Most of the time with white production, the cellar has become too cool for MLF to start until spring. If it does manage to start in the fall, many winemakers are starting to use small space heaters to keep the cellar at 60 °F (16 °C) until MLF is complete since it is very hard to restart in the spring if it stops. (Some winemakers will resort to prepared malolactic bacteria cultures to restart a stuck MLF in the spring). Experience has shown that it’s much easier to get MLF to fully complete if it’s not interrupted in the middle with winter. Once MLF is complete, a protective sulfite addition can be made.
The stirring of the lees (bâtonnage) seems to be a bit controversial. Bâtonnage is practiced infrequently if at all at many domaines. It is not done as a matter of routine, but instead only in cases where tasting indicates that more mouthfeel is required.
Other domaines claim to perform more regular bâtonnage, but in general, the practice has experienced a downturn in popularity in recent years. Even domaines that do regularly stir the lees tend to do it less than they once did. In general, more bâtonnage occurs in years where the grapes are more acidic and less ripe, and thus benefit from a little more body. In Burgundy, 2007 is
an excellent example of a recent vintage where many producers used more bâtonnage, while it was rarely used much at all for the very ripe 2009 vintage.
In the spring, the wine is racked, and often a percentage of the lees are racked with the wine in order to keep some lees, as they assist later with fining. It might be hard to believe, but this single racking is the only time a white Burgundy is normally racked.
The wine will age in the barrel for 10–18 months. Riper years mature more quickly and are often released sooner. Less ripe years often have a lot more malic acid, and MLF will take longer.

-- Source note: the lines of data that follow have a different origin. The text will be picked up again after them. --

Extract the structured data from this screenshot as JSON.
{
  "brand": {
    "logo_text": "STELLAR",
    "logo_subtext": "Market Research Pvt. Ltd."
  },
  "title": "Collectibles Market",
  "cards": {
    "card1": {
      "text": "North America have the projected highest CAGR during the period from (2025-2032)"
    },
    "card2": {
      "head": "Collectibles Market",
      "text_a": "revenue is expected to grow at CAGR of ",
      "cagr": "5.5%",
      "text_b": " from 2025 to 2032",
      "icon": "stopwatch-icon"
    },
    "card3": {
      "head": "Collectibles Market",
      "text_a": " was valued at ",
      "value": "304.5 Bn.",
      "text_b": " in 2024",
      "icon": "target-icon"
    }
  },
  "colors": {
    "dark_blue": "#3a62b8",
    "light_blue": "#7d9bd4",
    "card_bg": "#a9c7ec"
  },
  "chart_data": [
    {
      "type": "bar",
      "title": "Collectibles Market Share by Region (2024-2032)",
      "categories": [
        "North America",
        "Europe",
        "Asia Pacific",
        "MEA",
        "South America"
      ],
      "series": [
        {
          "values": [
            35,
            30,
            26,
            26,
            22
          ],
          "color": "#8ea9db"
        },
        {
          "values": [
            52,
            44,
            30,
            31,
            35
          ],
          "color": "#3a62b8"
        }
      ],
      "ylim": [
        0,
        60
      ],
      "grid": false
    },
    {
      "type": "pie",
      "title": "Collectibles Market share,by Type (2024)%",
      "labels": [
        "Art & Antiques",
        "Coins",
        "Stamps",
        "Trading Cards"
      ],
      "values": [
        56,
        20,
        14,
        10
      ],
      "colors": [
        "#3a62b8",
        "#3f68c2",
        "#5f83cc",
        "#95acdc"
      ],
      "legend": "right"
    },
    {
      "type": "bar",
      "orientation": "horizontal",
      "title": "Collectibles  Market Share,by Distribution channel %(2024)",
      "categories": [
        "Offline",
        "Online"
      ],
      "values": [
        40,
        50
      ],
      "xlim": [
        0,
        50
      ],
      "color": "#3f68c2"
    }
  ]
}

Thus, the barreling phase takes longer for the wine to be ready to release to the public.
Before bottling, fining is sometimes performed, and bentonite is the most common agent used in white Burgundy fining. Barrels are combined into a large stainless tank to blend the wine from new oak and old oak barrels. Fining is performed in the stainless tank. Once fined, it is bottled.
Unlike most white wines, fine white Burgundy can often age gracefully for 20 or more years. The nose of an older white Burgundy has delicate aromas of honey and some nutty aromas and flavor, but no caramel which is often a sign of oxidation. Of course, a white Burgundy doesn’t have to age for years like a big Cab. It can be enjoyed as soon as it is released.
If you have never enjoyed a fine bottle of white Burgundy, I would like to humbly suggest that now is the time. And if this is your kind of Chardonnay, maybe it’s time to try making your own wine in this elegant style. Who knows, maybe your Chardonnay will rival those of the best in the world?